ABSTRACT
The accurate determination of the gas sorption properties of a carbon nanomaterial is a prerequisite to the assessment of its suitability for use in practical gas sorption applications. Over the last decade or so, the hydrogen sorption properties of some nanostructured carbons, including nanotubes and nanofibres, have been the subject of controversy due to the large variation in the hydrogen storage capacities reported in the literature. Although the microstructural characterization of the materials in question was partly to blame, the technically demanding nature of hydrogen sorption measurements also played a significant role. Many of the error sources that can affect hydrogen sorption measurements can also, however, affect the determination of the gas sorption properties of other species of practical interest. In this chapter, we cover the gas sorption techniques typically used to characterize the adsorption properties of materials, and discuss experimental methodology and potential sources of error in sorption measurements performed on nanostructured and nanoporous carbons.
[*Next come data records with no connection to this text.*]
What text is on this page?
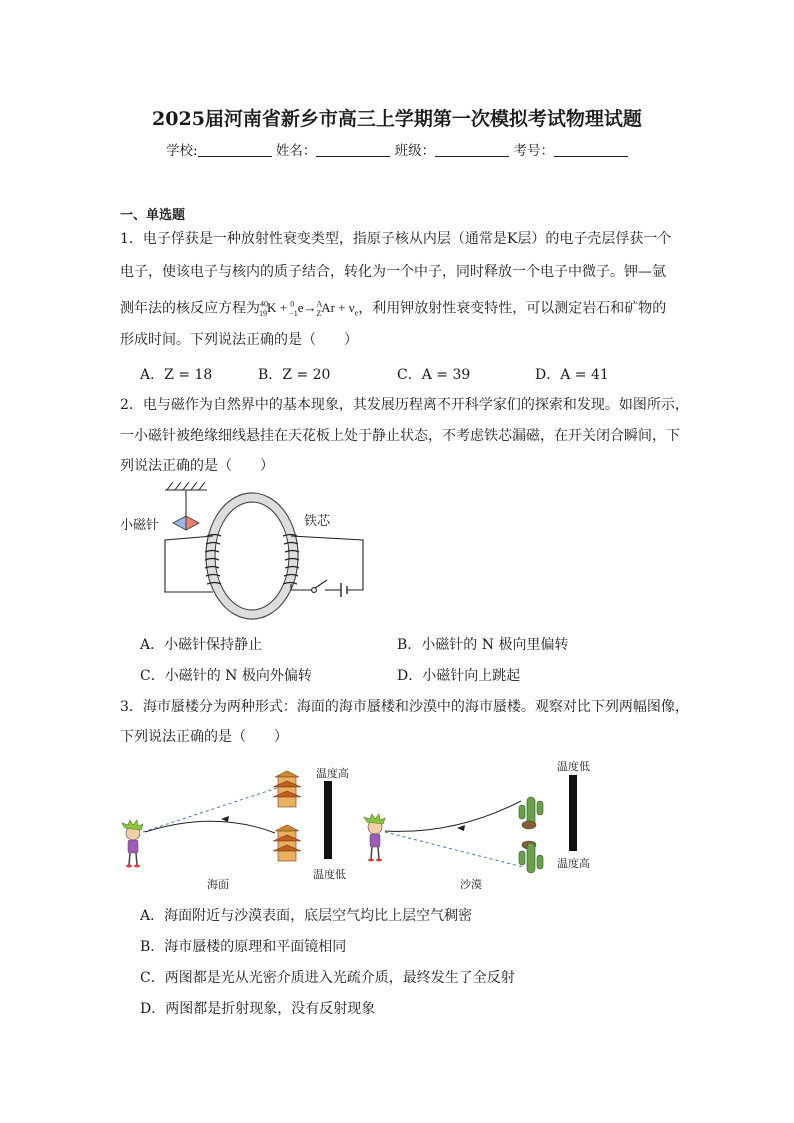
2025届河南省新乡市高三上学期第一次模拟考试物理试题
学校:	姓名：	班级：	考号：
一、单选题
1．电子俘获是一种放射性衰变类型，指原子核从内层（通常是K层）的电子壳层俘获一个
电子，使该电子与核内的质子结合，转化为一个中子，同时释放一个电子中微子。钾—氩
测年法的核反应方程为$^{40}_{19}K + ^0_{-1}e\to^A_ZAr + \nu_e$，利用钾放射性衰变特性，可以测定岩石和矿物的
形成时间。下列说法正确的是（　　）
A．Z = 18	B．Z = 20	C．A = 39	D．A = 41
2．电与磁作为自然界中的基本现象，其发展历程离不开科学家们的探索和发现。如图所示，
一小磁针被绝缘细线悬挂在天花板上处于静止状态，不考虑铁芯漏磁，在开关闭合瞬间，下
列说法正确的是（　　）
小磁针	铁芯
A．小磁针保持静止	B．小磁针的 N 极向里偏转
C．小磁针的 N 极向外偏转	D．小磁针向上跳起
3．海市蜃楼分为两种形式：海面的海市蜃楼和沙漠中的海市蜃楼。观察对比下列两幅图像，
下列说法正确的是（　　）
温度高
温度低
海面
温度低
温度高
沙漠
A．海面附近与沙漠表面，底层空气均比上层空气稠密
B．海市蜃楼的原理和平面镜相同
C．两图都是光从光密介质进入光疏介质，最终发生了全反射
D．两图都是折射现象，没有反射现象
We focus on elevated
pressure measurements, which are often required for practical applications, but are considerably more susceptible to error than those performed at sub-ambient pressure. 1.1 IntroductionThe quantitative determination of the gas sorption properties of materials is typically performed using the gravimetric and volumetric techniques. In addition, temperature-programmed methods have also been used recently to determine the hydrogen desorption properties of nanostructured and nanoporous carbons. The principal aim of a gas sorption measurement is often to determine a sorption isotherm, which is a plot of the quantity of gas adsorbed versus pressure at the measurement temperature. Gravimetric methods determine the amount of gas adsorbed or desorbed by measuring the weight change of a sample in response to its exposure to a step change in the gas pressure. Once equilibrium has been achieved, the weight reading is recorded and then the pressure changed. This process is repeated until a full isotherm has been determined. Volumetric techniques, on the other hand, determine the amount of gas adsorbed or desorbed using the real gas law, PV = nZRT (Eq. 1.1). The most common implementation of the technique measures the pressure change in a system of a fixed, known volume. An aliquot of gas is dosed from a calibrated volume into the sample cell. A decrease in pressure beyond that expected from the ratio of the dosing volume to the total system volume is then assumed to be due to adsorption. Further doses are delivered to the sample cell in order to construct a complete isotherm. In temperature-programmed hydrogen desorption techniques, a material is dosed with hydrogen and the temperature decreased below that required for desorption to occur. A temperature ramp is then applied and the desorbed quantity of hydrogen is monitored in one of a number of ways. Temperature-programmed desorption (TPD) from carbon nanomaterials typically requires a mass spectrometer. The total desorbed quantity can be determined from the integral of the mass spectrometer signal, providing it can be adequately calibrated. Otherwise, the temperature of the desorption peaks and the form of the spectrum provides information regarding the adsorbed state of the hydrogen.